‘Hollywood created a myth’: Hotel Rwanda hero’s tarnished reputation

Issued on: 02/09/2020 – 14:05Modified: 02/09/2020 – 14:06

Paul Rusesabagina, who inspired the film Hotel Rwanda by saving more than 1,200 fellow Rwandans during the 1994 genocide, was arrested by Rwandan police on Monday on charges including “terrorism”. Rusesabagina’s family accuses Paul Kagame’s government of wanting to silence a famous critic – but his reputation had already been tarnished.


Rusesabagina was arrested on August 31 in the Rwandan capital Kigale, accused of being “the founder, leader, sponsor and member of violent, armed, extremist terror outfits” in the Great Lakes region, the Rwanda Bureau of Investigation (RIB) wrote on Twitter.

The arrest was a bombshell for Rusesabagina’s family. This long-standing opponent of President Kagame, now a Belgian citizen and American resident, had been living in exile for more than twenty years. “We are not aware of how he got there [to Rwanda] and how this happened,” his daughter Anaise Kanimba told the BBC. “This is why we believe he was kidnapped because he would never go to Rwanda on his own will.”

Consequently, his family believe that he was kidnapped in Dubai and taken to Rwanda to be arrested there. “We believe he was kidnapped because he would never go to Rwanda on his own will,” Kanimba continued.

The RIB said that Rusesabagina had been arrested thanks to international co-operation, although its deputy spokesman Thierry Murangira refused to clarify the circumstances of the arrest, saying that it could jeopardise the investigation.

Kagame’s government has mainly criticised Rusesabagina for his role in financing the Democratic Forces for the Liberation of Rwanda, an armed group active in the east of DR Congo formed by Hutus responsible for the 1994 genocide. In 2018, Rwandan authorities filed an arrest warrant against Rusesabagina for funding a guerrilla war, in which the armed group has claimed responsibility for several attacks in Rwanda.

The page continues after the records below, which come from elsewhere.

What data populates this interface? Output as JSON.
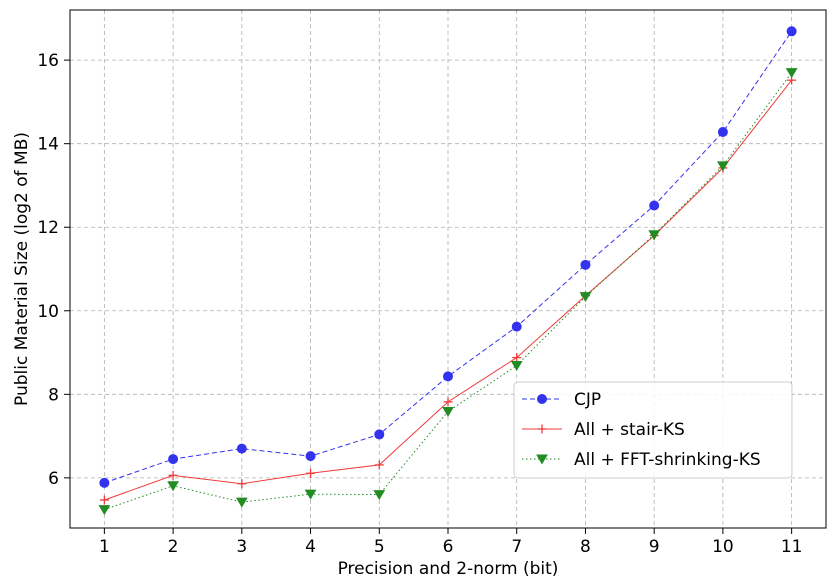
{
  "chart_data": {
    "type": "line",
    "title": "",
    "xlabel": "Precision and 2-norm (bit)",
    "ylabel": "Public Material Size (log2 of MB)",
    "x": [
      1,
      2,
      3,
      4,
      5,
      6,
      7,
      8,
      9,
      10,
      11
    ],
    "xlim": [
      0.5,
      11.5
    ],
    "ylim": [
      4.8,
      17.2
    ],
    "xticks": [
      1,
      2,
      3,
      4,
      5,
      6,
      7,
      8,
      9,
      10,
      11
    ],
    "yticks": [
      6,
      8,
      10,
      12,
      14,
      16
    ],
    "grid": true,
    "legend_position": "center-right",
    "series": [
      {
        "name": "CJP",
        "color": "#3333ee",
        "marker": "circle",
        "line_style": "dashed",
        "values": [
          5.88,
          6.45,
          6.7,
          6.52,
          7.04,
          8.43,
          9.62,
          11.1,
          12.52,
          14.28,
          16.69
        ]
      },
      {
        "name": "All + stair-KS",
        "color": "#ee3b3b",
        "marker": "plus",
        "line_style": "solid",
        "values": [
          5.47,
          6.06,
          5.86,
          6.11,
          6.31,
          7.82,
          8.88,
          10.36,
          11.8,
          13.42,
          15.52
        ]
      },
      {
        "name": "All + FFT-shrinking-KS",
        "color": "#228b22",
        "marker": "triangle-down",
        "line_style": "dotted",
        "values": [
          5.24,
          5.81,
          5.42,
          5.61,
          5.6,
          7.59,
          8.69,
          10.34,
          11.82,
          13.47,
          15.7
        ]
      }
    ]
  }
}
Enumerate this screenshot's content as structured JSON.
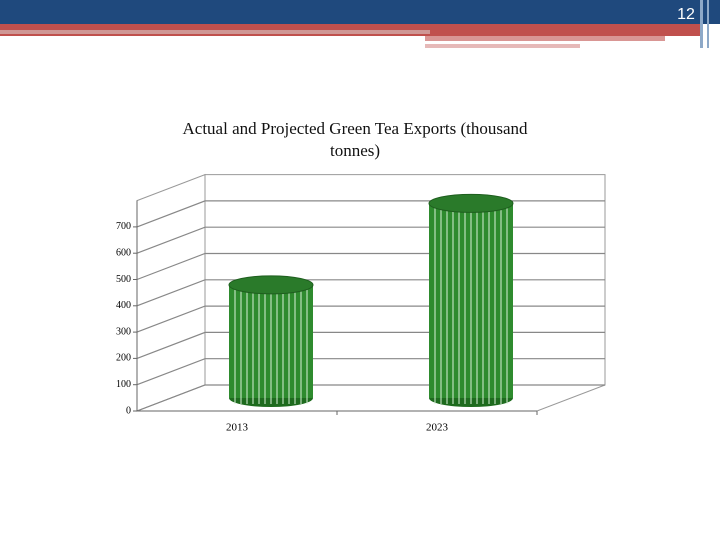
{
  "page_number": "12",
  "chart_data": {
    "type": "bar",
    "title": "Actual and Projected Green Tea Exports (thousand tonnes)",
    "categories": [
      "2013",
      "2023"
    ],
    "values": [
      430,
      740
    ],
    "color": "#2e8b2e",
    "ylim": [
      0,
      800
    ],
    "yticks": [
      0,
      100,
      200,
      300,
      400,
      500,
      600,
      700
    ],
    "grid": true
  }
}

Kanimba, who lives in Washington, argued that the charges against her father are politically motivated. Describing him as a defender of human rights, she said the charges against him are “baseless” and called on the US and Belgium to “help us get him home”.

During his years in exile, Rusesabagina founded the Rwanda Movement for Democratic Change and for years criticised Kagame for silencing opposition. In power since 1994, Kagame has often been accused of authoritarianism, of suppressing all forms of internal dissent and exiling critical voices. Human Rights Watch has accused his government of summary executions, unlawful detentions and torture.

In making the case for the US and Belgian authorities to help her father, Kanimba highlighted his heroic role as a rescuer during the Rwandan genocide. This role saw his life turned into a Hollywood film when Terry George made Hotel Rwanda in 2004 – featuring the “true story” of the manager of the Hotel des Milles Collines in Kigali, who did everything he could to prevent the genocidal regime’s forces from entering the hotel.

Rusesabagina took charge of the luxury establishment on April 12, 1994, when ethnic Tutsis were being hunted down across the country. Many sought refuge in this renowned hotel, and 1,248 people were saved.

After the film’s release in 2004, Rusesabagina became an international hero. He received the Presidential Medal of Freedom from George W. Bush in 2005 – the year before he published his memoir An Ordinary Man, which was translated into several languages. He held audiences to tell his story with such public figures as Muhammad Ali, Barack Obama and Condoleezza Rice.

But little by little, the hero’s image faded. In 2012, an article for German newspaper Süddeutsche Zeitung described the former hotel manager as a “cynical profiteer” who made money through genocide, making his hosts pay for their survival. Rusesabagina did not deny making profits, but highlighted the lives he saved.

“Hollywood created a myth; it wasn’t real,” Étienne Nsanzimana, president of the Ibuka association representing victims of the genocide, told FRANCE 24. “Rusesabagina saw the hotel in 1994 and decided to take it over to serve his own interests – then he sold his story.”

This article was translated from the original in French.